As jokes go, Sir Tim Hunt's brief standup routine about women in science last week must rank as one of the worst acts of academic self-harm in history. As he reveals to the Observer, reaction to his remarks about the alleged lachrymose tendencies of female researchers has virtually finished off the 72-year-old Nobel laureate's career as a senior scientific adviser.What he said was wrong, he acknowledges, but the price he and his wife have had to pay for his mistakes has been extreme and unfair. "I have been hung out to dry," says Hunt.
His wife, Professor Mary Collins, one of Britain's most senior immunologists, is similarly indignant. She believes that University College London – where both scientists had posts – has acted in "an utterly unacceptable" way in pressuring both researchers and in failing to support their causes.
Certainly the speed of the dispatch of Hunt – who won the 2001 Nobel prize in physiology for his work on cell division – from his various academic posts is startling. In many cases this was done without him even being asked for his version of events, he says. The story shows, if nothing else, that the world of science can be every bit as brutal as that of politics.
What has happened to Hunt has nothing to do with actual science. It is UnGood Think all the way down.

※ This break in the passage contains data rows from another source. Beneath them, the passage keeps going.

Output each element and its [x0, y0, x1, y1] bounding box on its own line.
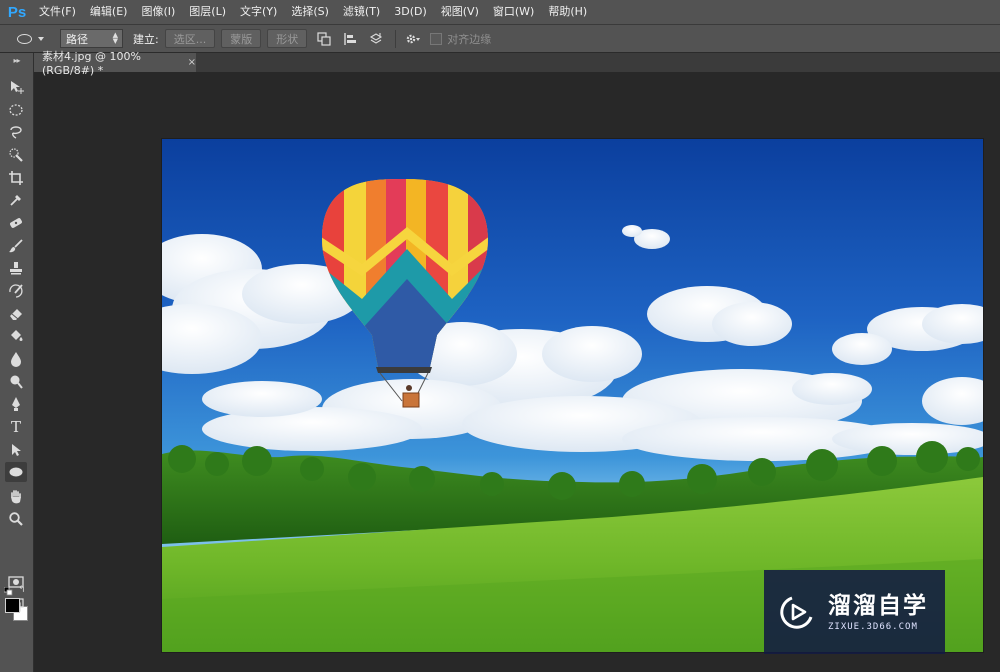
path-selection-tool-icon	[12, 444, 21, 456]
menu-3d[interactable]: 3D(D)	[387, 0, 434, 24]
menu-type[interactable]: 文字(Y)	[233, 0, 284, 24]
healing-brush-tool[interactable]	[5, 213, 27, 233]
menu-layer[interactable]: 图层(L)	[182, 0, 233, 24]
path-arrangement-icon	[370, 32, 383, 44]
dodge-tool[interactable]	[5, 372, 27, 392]
chevron-down-icon	[37, 36, 44, 41]
hand-tool[interactable]	[5, 487, 27, 507]
watermark: 溜溜自学 ZIXUE.3D66.COM	[764, 570, 945, 654]
menu-select[interactable]: 选择(S)	[284, 0, 336, 24]
watermark-title: 溜溜自学	[828, 593, 928, 619]
menu-image[interactable]: 图像(I)	[134, 0, 182, 24]
menu-view[interactable]: 视图(V)	[434, 0, 486, 24]
lasso-tool-icon	[10, 126, 22, 139]
clone-stamp-tool[interactable]	[5, 258, 27, 278]
updown-arrows-icon: ▲ ▼	[112, 31, 118, 45]
eyedropper-tool-icon	[10, 195, 21, 206]
brush-tool[interactable]	[5, 236, 27, 256]
clone-stamp-tool-icon	[10, 262, 22, 275]
document-tab[interactable]: 素材4.jpg @ 100%(RGB/8#) * ×	[34, 50, 196, 77]
history-brush-tool[interactable]	[5, 281, 27, 301]
ellipse-tool[interactable]	[5, 462, 27, 482]
menu-edit[interactable]: 编辑(E)	[83, 0, 135, 24]
paint-bucket-tool[interactable]	[5, 326, 27, 346]
pen-tool-icon	[12, 397, 20, 411]
type-tool-icon: T	[10, 418, 21, 436]
watermark-subtitle: ZIXUE.3D66.COM	[828, 622, 918, 632]
quick-selection-tool[interactable]	[5, 145, 27, 165]
quick-mask-mode-button[interactable]	[5, 572, 27, 592]
pen-tool[interactable]	[5, 394, 27, 414]
path-operations-button[interactable]	[315, 30, 333, 48]
photoshop-logo: Ps	[7, 3, 27, 21]
make-mask-button[interactable]: 蒙版	[221, 29, 262, 48]
foreground-color-swatch[interactable]	[5, 598, 20, 613]
tool-mode-select[interactable]: 路径 ▲ ▼	[60, 29, 123, 48]
marquee-tool[interactable]	[5, 100, 27, 120]
menu-bar: Ps 文件(F) 编辑(E) 图像(I) 图层(L) 文字(Y) 选择(S) 滤…	[0, 0, 1000, 25]
crop-tool-icon	[9, 171, 23, 185]
brush-tool-icon	[9, 239, 23, 253]
menu-window[interactable]: 窗口(W)	[486, 0, 541, 24]
blur-tool[interactable]	[5, 349, 27, 369]
play-logo-icon	[780, 596, 813, 629]
divider	[395, 29, 397, 48]
marquee-tool-icon	[9, 104, 23, 116]
align-edges-checkbox[interactable]	[430, 32, 443, 45]
tools-panel: ▸▸ T ↰	[0, 53, 34, 672]
healing-brush-tool-icon	[10, 218, 22, 228]
menu-file[interactable]: 文件(F)	[32, 0, 83, 24]
make-shape-button[interactable]: 形状	[267, 29, 308, 48]
quick-selection-tool-icon	[9, 148, 23, 162]
history-brush-tool-icon	[9, 284, 23, 298]
tool-mode-value: 路径	[66, 32, 88, 46]
type-tool[interactable]: T	[5, 417, 27, 437]
menu-help[interactable]: 帮助(H)	[541, 0, 594, 24]
panel-collapse-grip[interactable]: ▸▸	[0, 53, 33, 67]
close-icon[interactable]: ×	[188, 57, 196, 68]
dodge-tool-icon	[10, 375, 23, 389]
eyedropper-tool[interactable]	[5, 190, 27, 210]
ellipse-tool-icon	[16, 33, 32, 44]
path-alignment-icon	[344, 32, 357, 45]
zoom-tool[interactable]	[5, 509, 27, 529]
path-arrangement-button[interactable]	[367, 30, 385, 48]
paint-bucket-tool-icon	[11, 330, 23, 341]
build-label: 建立:	[133, 32, 159, 46]
ellipse-tool-icon	[9, 467, 23, 477]
eraser-tool-icon	[10, 309, 22, 320]
quick-mask-icon	[8, 576, 24, 588]
move-tool-icon	[11, 81, 24, 94]
menu-filter[interactable]: 滤镜(T)	[336, 0, 387, 24]
eraser-tool[interactable]	[5, 304, 27, 324]
make-selection-button[interactable]: 选区...	[164, 29, 216, 48]
hand-tool-icon	[11, 490, 21, 504]
document-tab-bar: 素材4.jpg @ 100%(RGB/8#) * ×	[34, 50, 1000, 77]
move-tool[interactable]	[5, 77, 27, 97]
path-operations-icon	[317, 31, 331, 46]
crop-tool[interactable]	[5, 168, 27, 188]
path-alignment-button[interactable]	[341, 30, 359, 48]
path-selection-tool[interactable]	[5, 440, 27, 460]
gear-icon	[406, 34, 421, 43]
geometry-options-button[interactable]	[404, 30, 422, 48]
blur-tool-icon	[11, 352, 21, 367]
zoom-tool-icon	[9, 512, 23, 526]
document-tab-title: 素材4.jpg @ 100%(RGB/8#) *	[42, 50, 141, 77]
tool-preset-picker[interactable]	[10, 29, 50, 49]
align-edges-label: 对齐边缘	[447, 32, 492, 46]
lasso-tool[interactable]	[5, 122, 27, 142]
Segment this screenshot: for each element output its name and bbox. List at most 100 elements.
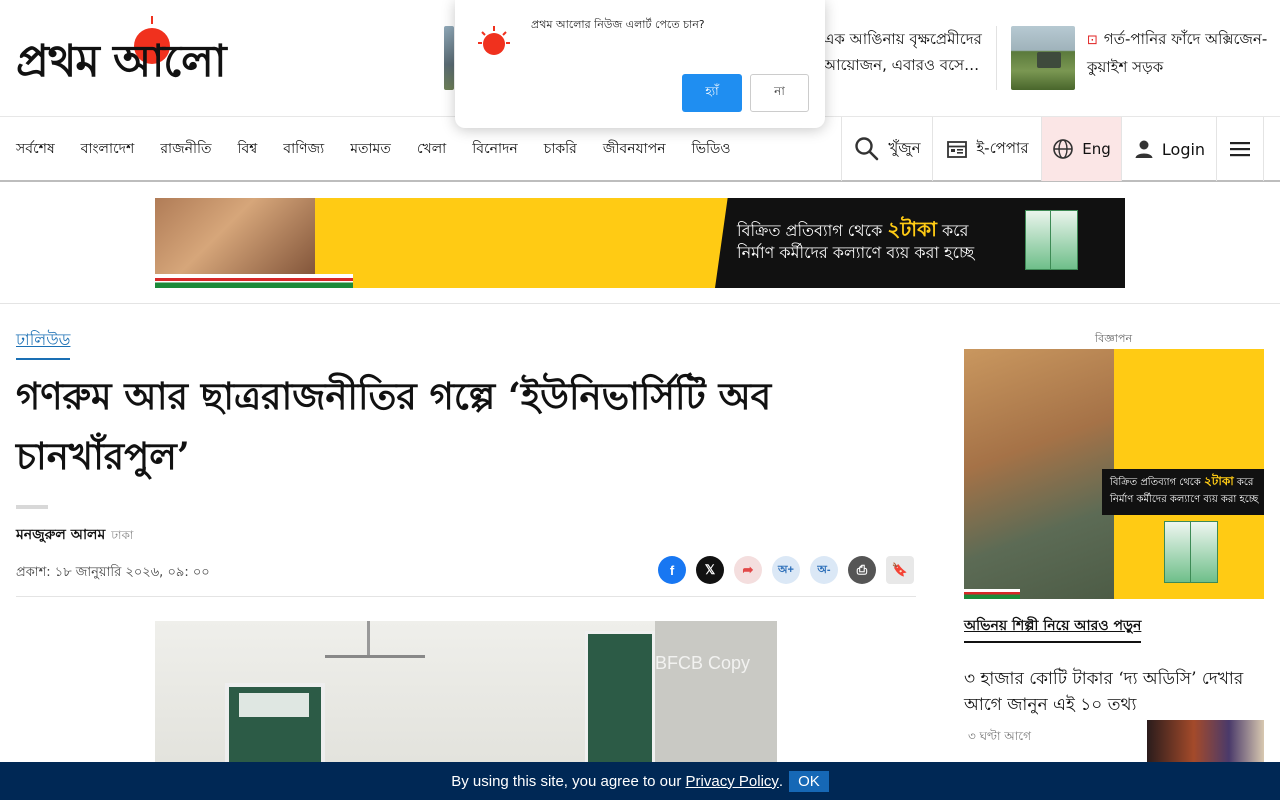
photo-fan-rod — [367, 621, 370, 657]
teaser-thumbnail[interactable] — [444, 26, 454, 90]
facebook-share-button[interactable]: f — [658, 556, 686, 584]
article-lead-photo[interactable]: BFCB Copy — [155, 621, 777, 771]
font-decrease-button[interactable]: অ- — [810, 556, 838, 584]
search-icon — [855, 137, 879, 161]
deny-notification-button[interactable]: না — [750, 74, 809, 112]
photo-column — [655, 621, 777, 771]
login-label: Login — [1161, 139, 1206, 159]
share-icon: ➦ — [742, 562, 754, 577]
font-decrease-icon: অ- — [817, 563, 831, 576]
byline: মনজুরুল আলম ঢাকা — [16, 523, 133, 547]
bookmark-icon: 🔖 — [891, 562, 909, 577]
logo-sun-ray — [151, 16, 153, 24]
sun-logo-icon — [478, 26, 510, 55]
photo-door — [585, 631, 655, 771]
cookie-consent-bar: By using this site, you agree to our Pri… — [0, 762, 1280, 800]
cement-bag-image — [1164, 521, 1192, 583]
font-increase-button[interactable]: অ+ — [772, 556, 800, 584]
cookie-text-end: . — [778, 772, 784, 790]
related-story-title[interactable]: ৩ হাজার কোটি টাকার ‘দ্য অডিসি’ দেখার আগে… — [964, 666, 1264, 718]
cookie-text: By using this site, you agree to our — [451, 772, 682, 790]
headline-divider — [16, 505, 48, 509]
login-button[interactable]: Login — [1121, 117, 1217, 181]
hamburger-menu-button[interactable] — [1216, 117, 1264, 181]
language-toggle[interactable]: Eng — [1041, 117, 1121, 181]
article-meta-divider — [16, 596, 916, 597]
print-icon: ⎙ — [856, 562, 868, 577]
epaper-button[interactable]: ই-পেপার — [932, 117, 1042, 181]
related-story-time: ৩ ঘণ্টা আগে — [968, 729, 1031, 743]
top-banner-ad[interactable]: বিক্রিত প্রতিব্যাগ থেকে ২টাকা করে নির্মা… — [155, 198, 1125, 288]
nav-item-world[interactable]: বিশ্ব — [237, 137, 257, 161]
font-increase-icon: অ+ — [778, 563, 794, 576]
share-button[interactable]: ➦ — [734, 556, 762, 584]
hamburger-icon — [1230, 142, 1250, 157]
author-location: ঢাকা — [111, 528, 134, 542]
photo-watermark: BFCB Copy — [655, 653, 751, 673]
ad-copy: বিক্রিত প্রতিব্যাগ থেকে ২টাকা করে নির্মা… — [1110, 473, 1262, 508]
nav-item-bangladesh[interactable]: বাংলাদেশ — [81, 137, 135, 161]
language-label: Eng — [1082, 140, 1111, 158]
ad-highlight: ২টাকা — [887, 217, 937, 241]
share-toolbar: f 𝕏 ➦ অ+ অ- ⎙ 🔖 — [658, 556, 914, 584]
ad-line2: নির্মাণ কর্মীদের কল্যাণে ব্যয় করা হচ্ছে — [737, 243, 975, 262]
cement-bag-image — [1190, 521, 1218, 583]
ad-worker-photo — [964, 349, 1114, 599]
search-label: খুঁজুন — [888, 138, 921, 157]
x-icon: 𝕏 — [704, 562, 716, 577]
nav-item-opinion[interactable]: মতামত — [350, 137, 391, 161]
nav-item-business[interactable]: বাণিজ্য — [283, 137, 324, 161]
cement-bag-image — [1025, 210, 1053, 270]
site-logo[interactable]: প্রথম আলো — [16, 16, 288, 90]
nav-item-latest[interactable]: সর্বশেষ — [16, 137, 55, 161]
logo-text: প্রথম আলো — [16, 36, 227, 87]
notification-text: প্রথম আলোর নিউজ এলার্ট পেতে চান? — [531, 18, 705, 31]
cement-bag-image — [1050, 210, 1078, 270]
ad-line1-end: করে — [941, 221, 969, 240]
print-button[interactable]: ⎙ — [848, 556, 876, 584]
thumbnail-vehicle — [1037, 52, 1061, 68]
article-category[interactable]: ঢালিউড — [16, 327, 71, 360]
photo-ceiling-fan — [325, 655, 425, 658]
nav-item-sports[interactable]: খেলা — [417, 137, 446, 161]
privacy-policy-link[interactable]: Privacy Policy — [686, 773, 779, 790]
calendar-icon — [947, 141, 968, 158]
facebook-icon: f — [669, 562, 675, 578]
ad-copy: বিক্রিত প্রতিব্যাগ থেকে ২টাকা করে নির্মা… — [737, 218, 1017, 264]
published-date: প্রকাশ: ১৮ জানুয়ারি ২০২৬, ০৯: ০০ — [16, 565, 210, 580]
photo-window — [239, 693, 309, 717]
ad-line2: নির্মাণ কর্মীদের কল্যাণে ব্যয় করা হচ্ছে — [1110, 494, 1259, 505]
epaper-label: ই-পেপার — [976, 138, 1029, 157]
read-more-link[interactable]: অভিনয় শিল্পী নিয়ে আরও পড়ুন — [964, 614, 1142, 643]
nav-item-lifestyle[interactable]: জীবনযাপন — [603, 137, 666, 161]
ad-highlight: ২টাকা — [1204, 474, 1234, 488]
ad-stripe — [964, 589, 1020, 599]
sidebar-ad[interactable]: বিক্রিত প্রতিব্যাগ থেকে ২টাকা করে নির্মা… — [964, 349, 1264, 599]
x-share-button[interactable]: 𝕏 — [696, 556, 724, 584]
notification-prompt: প্রথম আলোর নিউজ এলার্ট পেতে চান? হ্যাঁ ন… — [455, 0, 825, 128]
bookmark-button[interactable]: 🔖 — [886, 556, 914, 584]
header-teaser-link[interactable]: ⊡ গর্ত-পানির ফাঁদে অক্সিজেন-কুয়াইশ সড়ক — [1087, 26, 1273, 80]
globe-icon — [1053, 139, 1074, 159]
nav-item-entertainment[interactable]: বিনোদন — [472, 137, 518, 161]
teaser-title: গর্ত-পানির ফাঁদে অক্সিজেন-কুয়াইশ সড়ক — [1087, 30, 1268, 76]
top-ad-region: বিক্রিত প্রতিব্যাগ থেকে ২টাকা করে নির্মা… — [0, 182, 1280, 304]
ad-line1: বিক্রিত প্রতিব্যাগ থেকে — [737, 221, 883, 240]
teaser-thumbnail[interactable] — [1011, 26, 1075, 90]
nav-item-politics[interactable]: রাজনীতি — [160, 137, 211, 161]
nav-item-jobs[interactable]: চাকরি — [544, 137, 577, 161]
allow-notification-button[interactable]: হ্যাঁ — [682, 74, 742, 112]
live-icon: ⊡ — [1087, 33, 1098, 48]
header-teaser-link[interactable]: এক আঙিনায় বৃক্ষপ্রেমীদের আয়োজন, এবারও … — [823, 26, 983, 78]
article-headline: গণরুম আর ছাত্ররাজনীতির গল্পে ‘ইউনিভার্সি… — [16, 374, 772, 478]
ad-stripe — [155, 274, 353, 288]
search-button[interactable]: খুঁজুন — [841, 117, 933, 181]
cookie-ok-button[interactable]: OK — [789, 770, 829, 792]
ad-line1-end: করে — [1236, 477, 1254, 488]
user-icon — [1135, 140, 1153, 158]
author-name[interactable]: মনজুরুল আলম — [16, 527, 105, 543]
teaser-divider — [996, 26, 997, 90]
ad-line1: বিক্রিত প্রতিব্যাগ থেকে — [1110, 477, 1201, 488]
ad-label: বিজ্ঞাপন — [1095, 332, 1133, 345]
nav-item-video[interactable]: ভিডিও — [692, 137, 731, 161]
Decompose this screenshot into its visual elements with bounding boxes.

After Today was broadcast, and while Hunt was still flying back, Collins was called by University College London. She is a professor and a former dean there, while Hunt was an honorary researcher."I was told by a senior that Tim had to resign immediately or be sacked – though I was told it would be treated as a low-key affair. Tim duly emailed his resignation when he got home. The university promptly announced his resignation on its website and started tweeting that they had got rid of him. Essentially, they had hung both of us out to dry. They certainly did not treat it as a low-key affair. I got no warning about the announcement and no offer of help, even though I have worked there for nearly 20 years. It has done me lasting damage. What they did was unacceptable."
The story appeared in newspapers round the world under headlines that said that Hunt had been sacked by UCL for sexism. Worse was to follow. The European Research Council (ERC) – Hunt served on its science committee – decided to force him to stand down in view of his resignation from UCL. "That really hurt. I had spent years helping to set it up. I gave up working in the lab to help promote European science for the ERC."
At the same time, their house was doorstepped by reporters, says Collins. "One of them said that his paper had found my ex-husband. […]
Hunt is under no illusions about the consequences. "I am finished," he says. "I had hoped to do a lot more to help promote science in this country and in Europe, but I cannot see how that can happen. I have become toxic. I have been hung to dry by academic institutes who have not even bothered to ask me for my side of affairs."
Nor has Collins fared well. "My relations with University College have been badly tarnished," she adds. "They have let Tim and I down badly. They cared only for their reputation and not about wellbeing of their staff."
The Social Justice Warriors Brownshirts look to books like 1984 not as a cautionary tale, but as a How-To book.